中部電力浜岡原発の審査に「不適切事案」発覚!信頼失墜と再稼働への暗雲
静岡県の浜岡原子力発電所の再稼働をめぐり、中部電力が不適切事案を認めて謝罪しました。今回の問題は、原子力事業に対する信頼を大きく揺るがす可能性があり、再稼働の行方に暗雲が立ち込めています。
緊急会見で謝罪した中部電力
中部電力は5日、緊急会見を開き、林欣吾社長が深く謝罪しました。浜岡原発は、2011年の福島第一原発事故を受けて稼働を停止しており、3号機と4号機は再稼働に向けて原子力規制委員会による審査を受けています。
問題となった「振動の評価」とは?
今回の問題は、浜岡原発周辺で地震が発生した場合の「振動の評価」にあります。中部電力は、地震動のデータを規制委員会への説明とは異なる方法で作成・提出し、意図的に都合の良いデータを選んでいた疑いがあります。

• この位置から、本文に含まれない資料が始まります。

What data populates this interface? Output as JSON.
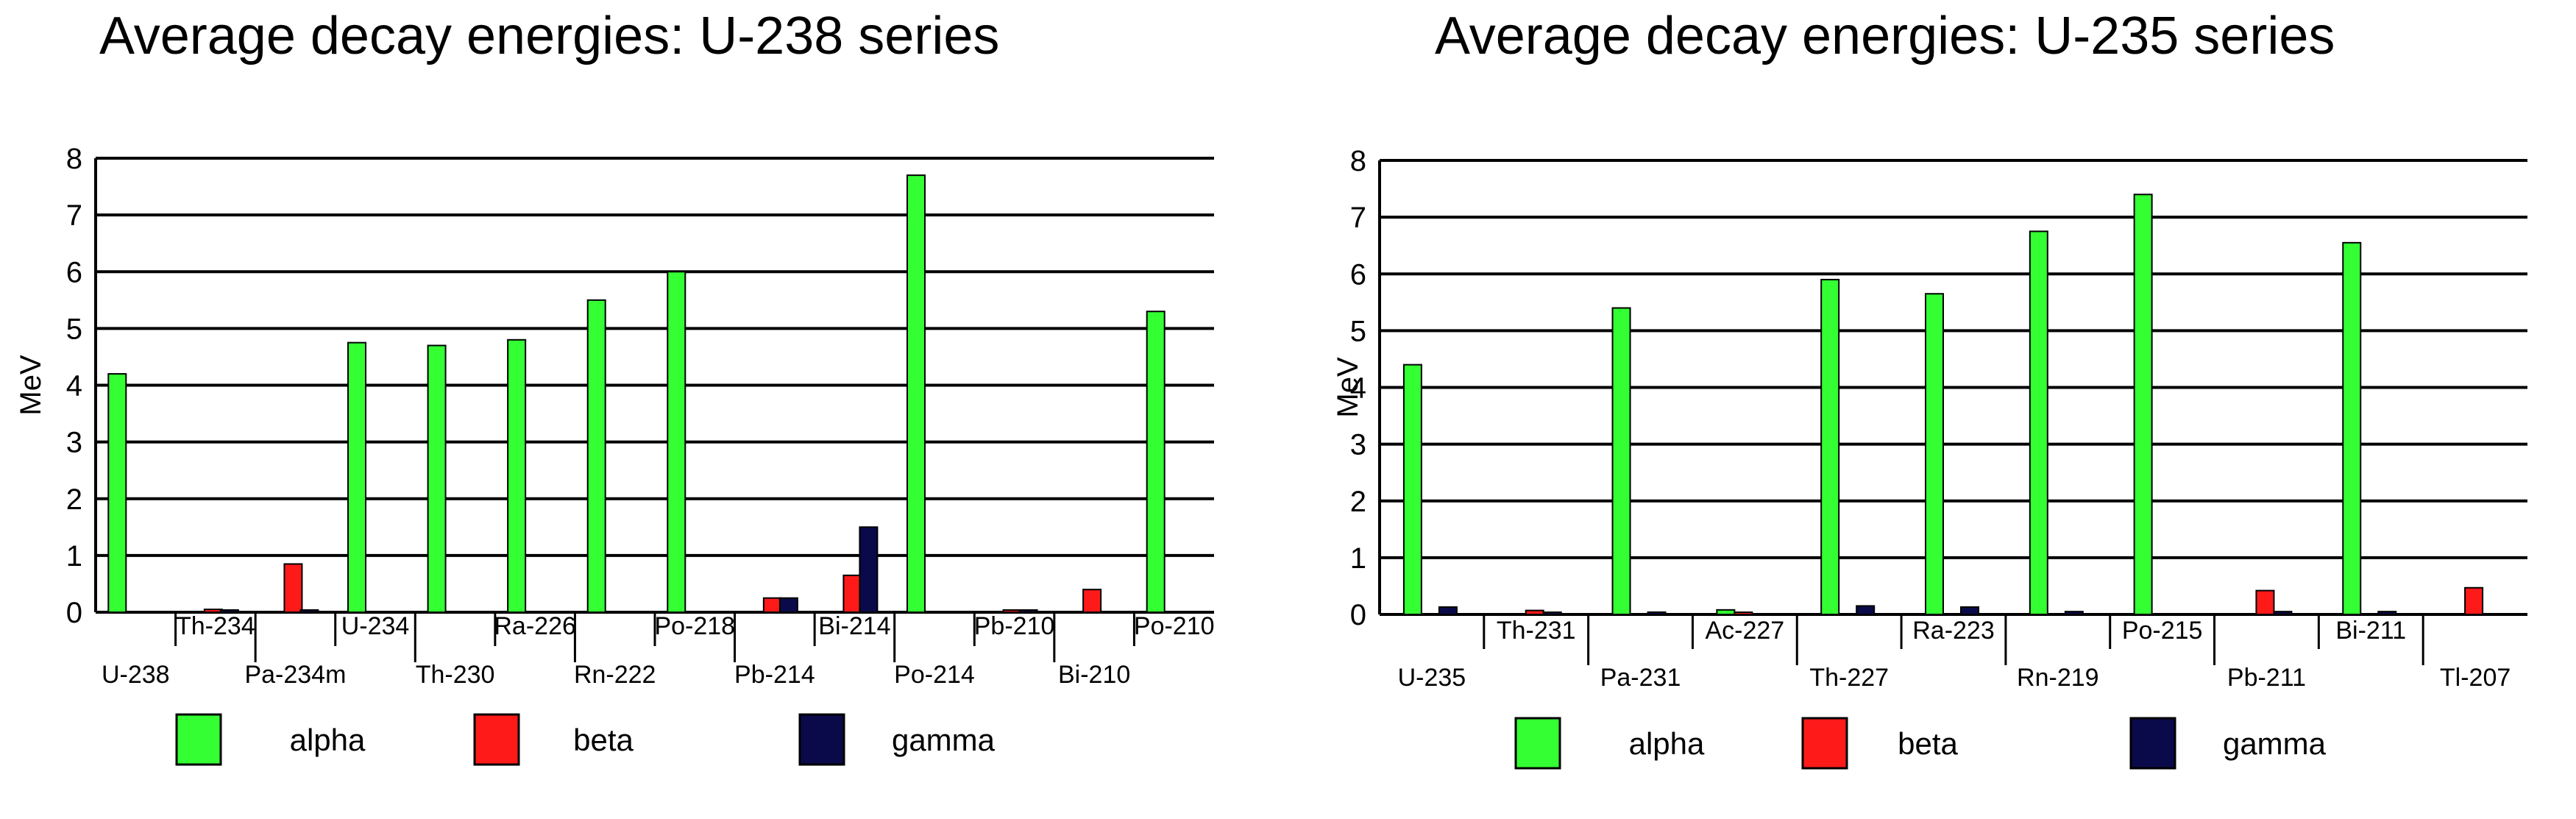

林社長は会見で、「平均値に近い波ではないものを代表波として、意図的に選定し、地震動を過小評価していたということを確認している」と説明しました。つまり、地震の揺れを実際よりも小さく見せるような操作が行われていた疑いがあるのです。
第三者委員会を設置し原因究明へ
中部電力は、今回の事態を「原子力事業に対する信頼を失墜させ、同事業の根幹を揺るがしかねない事案」と認識し、原因究明と再発防止策の検討のため、外部の専門家だけで構成する第三者委員会を設置することを決定しました。
今回の問題は、原子力発電所の安全性に対する国民の不安を再燃させる可能性があります。中部電力は、徹底的な原因究明と透明性の高い情報公開を行い、信頼回復に努める必要があります。
今後の原子力規制委員会の審査や、第三者委員会の調査結果に注目が集まります。